Quote Originally Posted by Lee L
There are ways to make your web page width dynamic so that it looks good on a wide variety of screen resolutions. I usually view APUG on a monitor set to 1600 x 1200, but it also looks fine at 800 x 600 with no horizontal scrolling
Indeed; one of the original design features of HTML (the coding scheme used for most Web pages) is that it was resolution-independent -- a user could have a browser set to 640x480, 800x600, 1024x768, 900x1200, or any other resolution and still read the page. (Well, within reason; a 1x1 browser window won't be very useful, for instance.) Cell phones and network-enabled PDAs also have tiny screens. There are even non-GUI Web browsers, such as Lynx, that display Web pages on text-mode screens. For the most part, you're out of luck with graphics with text-mode browsers, of course, so they're not good choices for browsing many photography Web sites.

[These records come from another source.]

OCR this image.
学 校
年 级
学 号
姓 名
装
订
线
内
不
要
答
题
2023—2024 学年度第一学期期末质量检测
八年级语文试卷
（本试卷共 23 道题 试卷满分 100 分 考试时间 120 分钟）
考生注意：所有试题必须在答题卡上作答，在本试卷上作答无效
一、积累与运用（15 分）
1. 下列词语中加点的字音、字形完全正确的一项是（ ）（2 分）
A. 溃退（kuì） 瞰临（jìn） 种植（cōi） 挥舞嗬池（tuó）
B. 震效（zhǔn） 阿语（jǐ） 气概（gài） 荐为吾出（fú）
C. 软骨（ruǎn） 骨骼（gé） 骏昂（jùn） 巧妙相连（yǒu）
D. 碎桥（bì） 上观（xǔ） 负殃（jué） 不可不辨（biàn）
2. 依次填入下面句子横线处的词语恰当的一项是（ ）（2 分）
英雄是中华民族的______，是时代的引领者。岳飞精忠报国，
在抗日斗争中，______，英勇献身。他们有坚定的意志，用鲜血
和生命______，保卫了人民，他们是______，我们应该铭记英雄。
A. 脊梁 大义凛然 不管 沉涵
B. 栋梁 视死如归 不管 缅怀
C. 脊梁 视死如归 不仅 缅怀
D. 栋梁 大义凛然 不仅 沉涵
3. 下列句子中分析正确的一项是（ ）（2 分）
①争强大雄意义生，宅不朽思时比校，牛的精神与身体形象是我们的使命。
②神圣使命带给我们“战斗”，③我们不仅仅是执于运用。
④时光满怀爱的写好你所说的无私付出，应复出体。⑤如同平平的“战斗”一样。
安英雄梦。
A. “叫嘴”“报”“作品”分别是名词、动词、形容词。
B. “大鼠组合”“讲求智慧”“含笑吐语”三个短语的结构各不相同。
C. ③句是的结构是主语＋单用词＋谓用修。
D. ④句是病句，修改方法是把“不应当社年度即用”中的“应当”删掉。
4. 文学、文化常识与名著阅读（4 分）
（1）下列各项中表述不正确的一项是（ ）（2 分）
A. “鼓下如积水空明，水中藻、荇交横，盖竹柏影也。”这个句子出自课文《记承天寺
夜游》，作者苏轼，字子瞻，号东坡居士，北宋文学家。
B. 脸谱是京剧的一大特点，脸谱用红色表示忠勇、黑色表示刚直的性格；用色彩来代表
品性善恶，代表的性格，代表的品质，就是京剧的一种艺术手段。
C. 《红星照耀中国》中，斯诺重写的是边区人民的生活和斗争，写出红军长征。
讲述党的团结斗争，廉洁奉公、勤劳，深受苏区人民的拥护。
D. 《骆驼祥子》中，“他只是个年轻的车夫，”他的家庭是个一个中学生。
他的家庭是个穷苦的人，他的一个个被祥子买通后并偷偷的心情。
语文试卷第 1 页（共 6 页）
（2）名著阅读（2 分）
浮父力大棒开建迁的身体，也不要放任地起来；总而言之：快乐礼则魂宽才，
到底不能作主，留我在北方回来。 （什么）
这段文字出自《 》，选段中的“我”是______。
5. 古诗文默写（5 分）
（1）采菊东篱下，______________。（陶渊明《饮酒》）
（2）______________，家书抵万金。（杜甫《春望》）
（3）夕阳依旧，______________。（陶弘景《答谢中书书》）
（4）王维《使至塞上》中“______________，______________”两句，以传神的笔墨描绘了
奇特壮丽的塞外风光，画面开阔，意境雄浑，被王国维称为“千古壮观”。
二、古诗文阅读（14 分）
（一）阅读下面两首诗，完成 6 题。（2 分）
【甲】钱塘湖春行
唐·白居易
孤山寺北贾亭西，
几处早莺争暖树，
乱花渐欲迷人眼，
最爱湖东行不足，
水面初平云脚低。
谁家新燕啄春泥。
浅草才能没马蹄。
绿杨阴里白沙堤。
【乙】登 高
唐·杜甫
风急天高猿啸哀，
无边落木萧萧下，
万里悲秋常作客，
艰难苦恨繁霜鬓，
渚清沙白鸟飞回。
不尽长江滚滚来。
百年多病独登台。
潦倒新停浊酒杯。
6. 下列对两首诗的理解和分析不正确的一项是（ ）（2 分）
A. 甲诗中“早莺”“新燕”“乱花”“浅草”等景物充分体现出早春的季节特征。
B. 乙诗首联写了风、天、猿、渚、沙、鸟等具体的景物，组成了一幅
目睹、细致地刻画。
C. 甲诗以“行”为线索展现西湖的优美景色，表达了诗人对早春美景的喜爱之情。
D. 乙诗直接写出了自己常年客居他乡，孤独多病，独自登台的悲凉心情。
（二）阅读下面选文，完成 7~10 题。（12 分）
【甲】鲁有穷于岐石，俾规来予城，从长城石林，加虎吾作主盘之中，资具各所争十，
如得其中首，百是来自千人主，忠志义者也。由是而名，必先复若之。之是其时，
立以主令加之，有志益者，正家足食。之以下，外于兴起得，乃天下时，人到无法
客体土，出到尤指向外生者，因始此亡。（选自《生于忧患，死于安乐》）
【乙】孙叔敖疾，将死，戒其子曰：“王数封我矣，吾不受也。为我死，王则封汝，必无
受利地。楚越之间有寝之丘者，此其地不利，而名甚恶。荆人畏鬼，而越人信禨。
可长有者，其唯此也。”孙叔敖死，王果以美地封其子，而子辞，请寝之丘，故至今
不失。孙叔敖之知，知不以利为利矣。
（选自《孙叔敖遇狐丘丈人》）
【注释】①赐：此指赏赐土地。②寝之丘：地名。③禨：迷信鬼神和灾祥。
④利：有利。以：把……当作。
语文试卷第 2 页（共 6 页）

Unfortunately, people with backgrounds in paper publishing have a tendency to try to force particular resolutions on their Web pages, and certain Web publishing packages encourage this bad practice. This wreaks havoc when users don't conform to the designers' expectations. If I encounter such a site, 9 times out of 10 I'll just move on, so the site's designer loses out, to the extent that the site's designer wants readership/viewership. A well-designed Web page can be viewed at any resolution, and IMHO if you have to ask what your target resolution is, you're designing the site in the wrong way. I'm afraid I can't offer you much specific advice on using your software to do it the right way, though; I code my HTML by hand and eschew the latest Web gizmos.

One big exception to the above is in the size of graphics. Although programs like Photoshop obfuscate matters, bitmap graphics are sized in pixels, and when you include images on your site, those images must necessarily be set to a particular size in pixels. These graphics can be resized by the browser under certain circumstances, but in the end you must decide on the size of your graphics. For this, I recommend keeping the graphics small -- certainly no wider than 800 pixels. If you want to present something larger than this, do so optionally by creating a smaller image that serves as a link to a larger version of the image. That way, your readers can view the small image and, if they're so inclined, click the link to view the bigger version. Note that the graphics size has to do with both the size on the screen and the size of the file that the reader downloads; too-big (in pixels) images also tend to be big in terms of bytes, and that translates into a sluggish Web page, particularly for readers who are stuck with slow dial-up connections. Of course, you can use JPEG compression to reduce the size of an image in bytes without reducing its size in pixels, and you should probably experiment with compression settings for your images to determine where the quality starts to degrade beyond your liking, and see how that translates into file size in bytes. Also, don't put up a big image and use HTML codes to resize the image to something smaller. Although that may work fine when you review your site locally, if a reader is stuck downloading multiple 2MB image files that are resized to 640x480, the reader will likely become annoyed and move on.